We do 3 different interviews to technical people:

  • First contact — Screening: We have a talk over the phone about previous experience of the applicant, we give a company and a product overview and we talk about the details of the job. If after this it looks like it’s could work, we pass to next phase.
  • Second contact — Technical Interview(s): We normally ask people to pass by the office in order to have a session about technology, if it is not possible we keep going with Hangouts or Skype. This meeting is done by a person that will potentially work with the guy that is being interviewed. Technical sessions are about discovering how the applicant thinks and approaches some particular technical challenges (How a cache works and how you would implement it?, how would you import 1 million points in the database?, …). With designers, we normally ask for a challenge to be solved using just paper and pencils or in the white board, although after that they can go as far as they want. We often do this exercise 2 times with 2 different interviewers. After doing so, we share our conclusions in a Google doc or in Slack.
  • Third contact — Culture: We have a pretty strong company culture. We believe company culture is key for the company success. Even if someone is the best developer / designer in the world, not fitting in our company culture is a blocker.

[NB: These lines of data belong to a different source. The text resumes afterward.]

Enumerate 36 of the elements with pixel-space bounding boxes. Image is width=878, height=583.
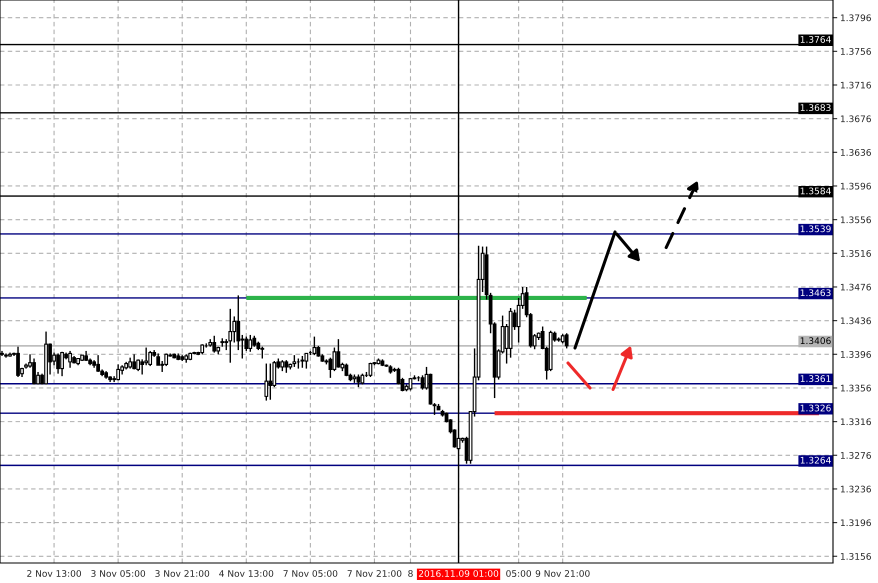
ref-line-label: 1.3463	[800, 289, 831, 296]
ref-line-label: 1.3584	[800, 188, 831, 194]
ref-line-label: 1.3764	[800, 36, 831, 43]
y-tick-label: 1.3636	[840, 149, 871, 156]
x-tick-label: 05:00	[506, 570, 532, 577]
ref-line-label: 1.3539	[800, 225, 831, 232]
y-tick-label: 1.3716	[840, 82, 871, 89]
ref-line-label: 1.3326	[800, 404, 831, 412]
y-tick-label: 1.3556	[840, 216, 871, 224]
x-tick-label: 7 Nov 21:00	[348, 570, 402, 577]
x-tick-label: 4 Nov 13:00	[219, 570, 274, 577]
x-tick-label: 7 Nov 05:00	[284, 570, 338, 577]
x-tick-label: 9 Nov 21:00	[536, 570, 590, 577]
y-tick-label: 1.3756	[840, 48, 871, 55]
x-tick-label: 2016.11.09 01:00	[418, 570, 498, 577]
y-tick-label: 1.3476	[840, 284, 871, 291]
x-tick-label: 3 Nov 21:00	[155, 570, 210, 577]
y-tick-label: 1.3316	[840, 418, 871, 426]
ref-line-label: 1.3361	[800, 375, 830, 382]
y-tick-label: 1.3396	[840, 351, 871, 358]
y-tick-label: 1.3356	[840, 384, 871, 392]
x-tick-label: 8	[408, 570, 413, 577]
x-tick-label: 3 Nov 05:00	[91, 570, 146, 577]
ref-line-label: 1.3683	[800, 104, 831, 112]
y-tick-label: 1.3676	[840, 115, 871, 122]
y-tick-label: 1.3236	[840, 486, 871, 492]
y-tick-label: 1.3276	[840, 452, 871, 459]
ref-line-label: 1.3264	[800, 456, 831, 464]
y-tick-label: 1.3796	[840, 14, 871, 22]
y-tick-label: 1.3196	[840, 519, 871, 526]
y-tick-label: 1.3516	[840, 250, 871, 257]
y-tick-label: 1.3436	[840, 317, 871, 324]
x-tick-label: 2 Nov 13:00	[27, 570, 82, 577]
y-tick-label: 1.3156	[840, 552, 871, 560]
y-tick-label: 1.3596	[840, 182, 871, 190]
ref-line-label: 1.3406	[800, 337, 831, 344]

This interview is usually the last one of the process and it has to be done by one of the persons in the Executive Board, not matter which department he manages. This is the point that most people don’t pass.

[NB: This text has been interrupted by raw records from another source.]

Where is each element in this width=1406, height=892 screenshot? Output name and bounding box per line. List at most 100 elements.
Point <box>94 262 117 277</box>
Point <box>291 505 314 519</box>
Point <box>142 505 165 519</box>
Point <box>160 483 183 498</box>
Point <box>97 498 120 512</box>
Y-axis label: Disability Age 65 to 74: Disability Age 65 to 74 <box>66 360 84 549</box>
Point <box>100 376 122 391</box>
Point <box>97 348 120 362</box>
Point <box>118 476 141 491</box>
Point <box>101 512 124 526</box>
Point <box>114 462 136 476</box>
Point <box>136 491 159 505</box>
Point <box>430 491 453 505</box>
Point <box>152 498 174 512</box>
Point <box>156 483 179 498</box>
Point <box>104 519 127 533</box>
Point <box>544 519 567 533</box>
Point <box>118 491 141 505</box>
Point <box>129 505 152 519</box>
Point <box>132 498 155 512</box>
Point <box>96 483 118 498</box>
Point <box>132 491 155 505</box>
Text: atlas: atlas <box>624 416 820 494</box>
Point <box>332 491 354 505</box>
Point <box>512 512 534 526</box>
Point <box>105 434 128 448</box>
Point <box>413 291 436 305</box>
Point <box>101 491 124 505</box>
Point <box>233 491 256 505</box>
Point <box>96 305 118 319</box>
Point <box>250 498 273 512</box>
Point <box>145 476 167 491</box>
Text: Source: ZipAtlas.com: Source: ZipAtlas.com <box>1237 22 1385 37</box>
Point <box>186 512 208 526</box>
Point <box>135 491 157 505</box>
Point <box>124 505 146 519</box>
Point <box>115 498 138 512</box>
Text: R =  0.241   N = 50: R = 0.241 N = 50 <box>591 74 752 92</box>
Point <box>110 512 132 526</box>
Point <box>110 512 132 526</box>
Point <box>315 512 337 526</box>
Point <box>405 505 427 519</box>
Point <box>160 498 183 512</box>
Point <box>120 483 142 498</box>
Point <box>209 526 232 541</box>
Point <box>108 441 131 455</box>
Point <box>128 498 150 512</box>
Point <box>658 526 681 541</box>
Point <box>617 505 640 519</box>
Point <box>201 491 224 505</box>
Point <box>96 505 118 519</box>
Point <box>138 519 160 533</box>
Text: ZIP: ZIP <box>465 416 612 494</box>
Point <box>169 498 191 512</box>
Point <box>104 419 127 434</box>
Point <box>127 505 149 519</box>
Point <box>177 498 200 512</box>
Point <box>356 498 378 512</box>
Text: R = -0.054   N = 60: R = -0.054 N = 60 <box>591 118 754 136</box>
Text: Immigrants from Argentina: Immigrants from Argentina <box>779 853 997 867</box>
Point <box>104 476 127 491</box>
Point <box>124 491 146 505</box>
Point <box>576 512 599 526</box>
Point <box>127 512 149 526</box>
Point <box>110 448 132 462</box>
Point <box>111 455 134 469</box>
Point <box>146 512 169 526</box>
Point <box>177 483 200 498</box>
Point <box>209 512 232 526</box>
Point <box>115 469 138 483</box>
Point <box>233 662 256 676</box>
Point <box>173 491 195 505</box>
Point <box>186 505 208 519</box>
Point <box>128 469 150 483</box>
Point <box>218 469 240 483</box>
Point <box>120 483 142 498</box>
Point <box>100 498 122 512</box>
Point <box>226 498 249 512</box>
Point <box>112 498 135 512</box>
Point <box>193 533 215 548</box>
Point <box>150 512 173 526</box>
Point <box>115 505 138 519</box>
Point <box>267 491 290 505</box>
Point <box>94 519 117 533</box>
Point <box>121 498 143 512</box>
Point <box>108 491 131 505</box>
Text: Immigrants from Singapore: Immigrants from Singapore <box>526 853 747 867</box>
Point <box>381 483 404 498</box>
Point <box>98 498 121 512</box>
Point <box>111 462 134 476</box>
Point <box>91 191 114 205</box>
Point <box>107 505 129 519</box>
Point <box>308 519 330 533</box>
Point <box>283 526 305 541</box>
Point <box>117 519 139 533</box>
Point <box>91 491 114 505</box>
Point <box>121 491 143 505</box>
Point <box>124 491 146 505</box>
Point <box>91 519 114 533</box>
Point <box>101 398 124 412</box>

Company Culture Interview is the one that most people don’t pass.

  • Fourth contact — Trial period: We love to be opportunistic when hiring. We cannot say no to some people that come to talk to us, that fit on the company and that we would love to hire just because we don’t have that hiring process on the roadmap. When this happens, we normally propose a paid trial period of 2 to 3 weeks. So far it has worked great.

3.On-boarding

Hiring doesn’t make any sense if you don’t have a proper on-boarding process designed to be applied when a new person joins the company. We created a github wiki for the first day. It goes from who you should ask for your email account to the way we use slack for communicating internally.
We also have a document that specifies the budget that each person has for buying their laptop, screen, etc… so anybody in the company can decide how they work. Of course we always try to recycle the computers and the screens that we have around. To help during the on-boarding process we assign a buddy who takes care of everything the new person needs during the first 5 days.

4.Perks

We think perks have to be just that, perks. We believe that the best perks are those that let you to work in the best way you can imagine. We don’t have fixed working hours, people can work remotely whenever they want (we tend to think that people comes to the office because they see value on that), we have a company house in Madrid so remote employees can come and spend some time in the City. Optionality is the best thing you can give to someone.

5.Extra ball: Why didn’t you hire a HR person?

Although we wanted to, we just didn’t succeed. We didn’t find a great fit for the company and we couldn’t wait any longer to ramp up the hiring processes, so we went for it. Then we realised that the process was working great so we didn’t stop!

Hiring is such a key thing when growing and the biggest opportunity to meet awesome people that will potentially share the journey with you. Devote some time for it.